Ionis Plans to Launch Clinical Trial This Year for ION582
The Phase 1/2a trial, designed to enroll up to 50 patients, is expected to start in the second half of 2021, Ionis wrote in a letter to the Angelman community, published on the website of the Foundation for Angelman Syndrome Therapeutics (FAST).
“We are completing the necessary preclinical studies with our lead compound and we are confident that we have selected [the] best compound to take forward as a potential treatment for the broadest Angelman syndrome population,” the letter said.
Although the letter itself did not state that the planned trial involves ION582, David Polk, Ionis’ executive director of corporate communications, confirmed that detail by phone with Angelman Syndrome News.
The company stated that the planned global study will enroll about 50 youths and adults, covering a broad age range.
The study’s primary goal is to assess the candidate therapy’s safety and tolerability. Participants will complete clinical assessments at their clinic visits, and parents and caregivers will be asked to complete questionnaires at home.
Ionis is now preparing for the trial’s launch by holding discussions with regulatory authorities, working on site selection, and developing Angelman-specific tools to best record and measure the potential changes that participants might experience in the trial.
“We are very grateful to all families who volunteer to take part in research and drug development efforts,” the company wrote. “We look forward to continuing our remarkable partnership with the community as we advance towards a treatment for Angelman syndrome. ”
Ionis also expressed its commitment to provide regular progress updates regarding the clinical trial process, activities related to the study’s launch, and any expected timelines.

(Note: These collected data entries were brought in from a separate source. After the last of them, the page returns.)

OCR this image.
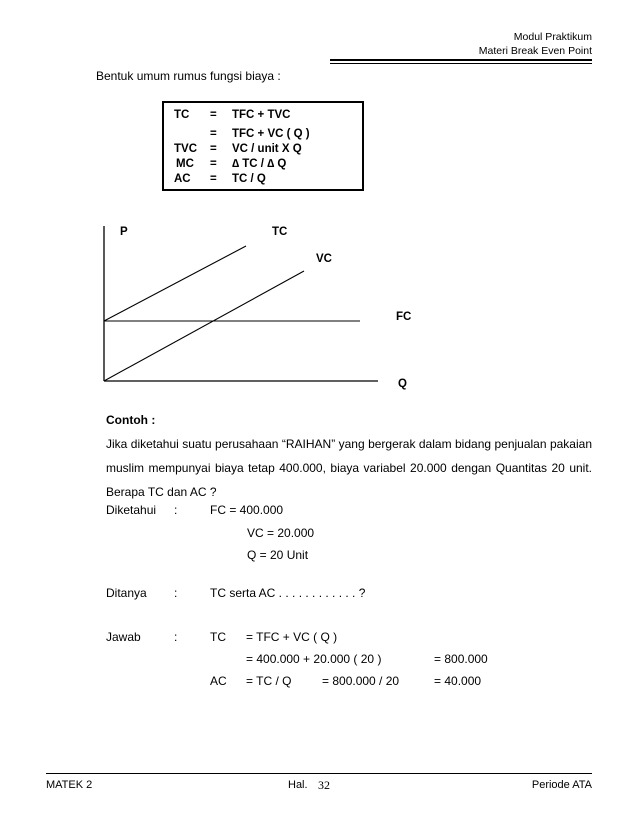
Modul Praktikum
Materi Break Even Point
Bentuk umum rumus fungsi biaya :
TC = TFC + TVC
= TFC + VC ( Q )
TVC = VC / unit X Q
MC = ∆ TC / ∆ Q
AC = TC / Q
P	TC
VC
FC
Q
Contoh :
Jika diketahui suatu perusahaan “RAIHAN” yang bergerak dalam bidang penjualan pakaian
muslim mempunyai biaya tetap 400.000, biaya variabel 20.000 dengan Quantitas 20 unit.
Berapa TC dan AC ?
Diketahui :	FC = 400.000
VC = 20.000
Q = 20 Unit
Ditanya :	TC serta AC . . . . . . . . . . . . ?
Jawab	:	TC = TFC + VC ( Q )
= 400.000 + 20.000 ( 20 )	= 800.000
AC = TC / Q	= 800.000 / 20	= 40.000
MATEK 2	Hal. 32	Periode ATA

ION582 is designed to “turn on” the paternal copy of the UBE3A gene.
While people receive two copies of most genes — one each from their mother and father — in certain areas of the brain, only the maternal UBE3A copy is active. The paternal copy of the gene is “silenced” by Ubiquitin Protein Ligase E3A-Antisense Transcript (UBE3A-ATS).
Angelman results when mutations in the maternal copy of the gene prevent functional UBE3A protein from being made. To counter that, ION582 works by blocking UBE3A-ATS, which “unsilences” the UBE3A gene.
Preclinical studies done in cells derived from Angelman patients and in a mouse model of the disorder have indicated that blocking UBE3A-ATS from interacting with the paternal UBE3A does effectively unsilence this gene. If this works in humans as well, it has the potential to restore UBE3A protein to healthy levels in the neurons of patients with Angelman.
Ionis said it wrote the letter to FAST to update the patient community on ION582.
“Last year was incredibly difficult on so many levels, and while 2021 will continue to have its challenges, we remain hopeful that our lives will begin to return to normal, and that there will be many great advancements towards a treatment for those living Angelman syndrome in the year ahead,” the company wrote.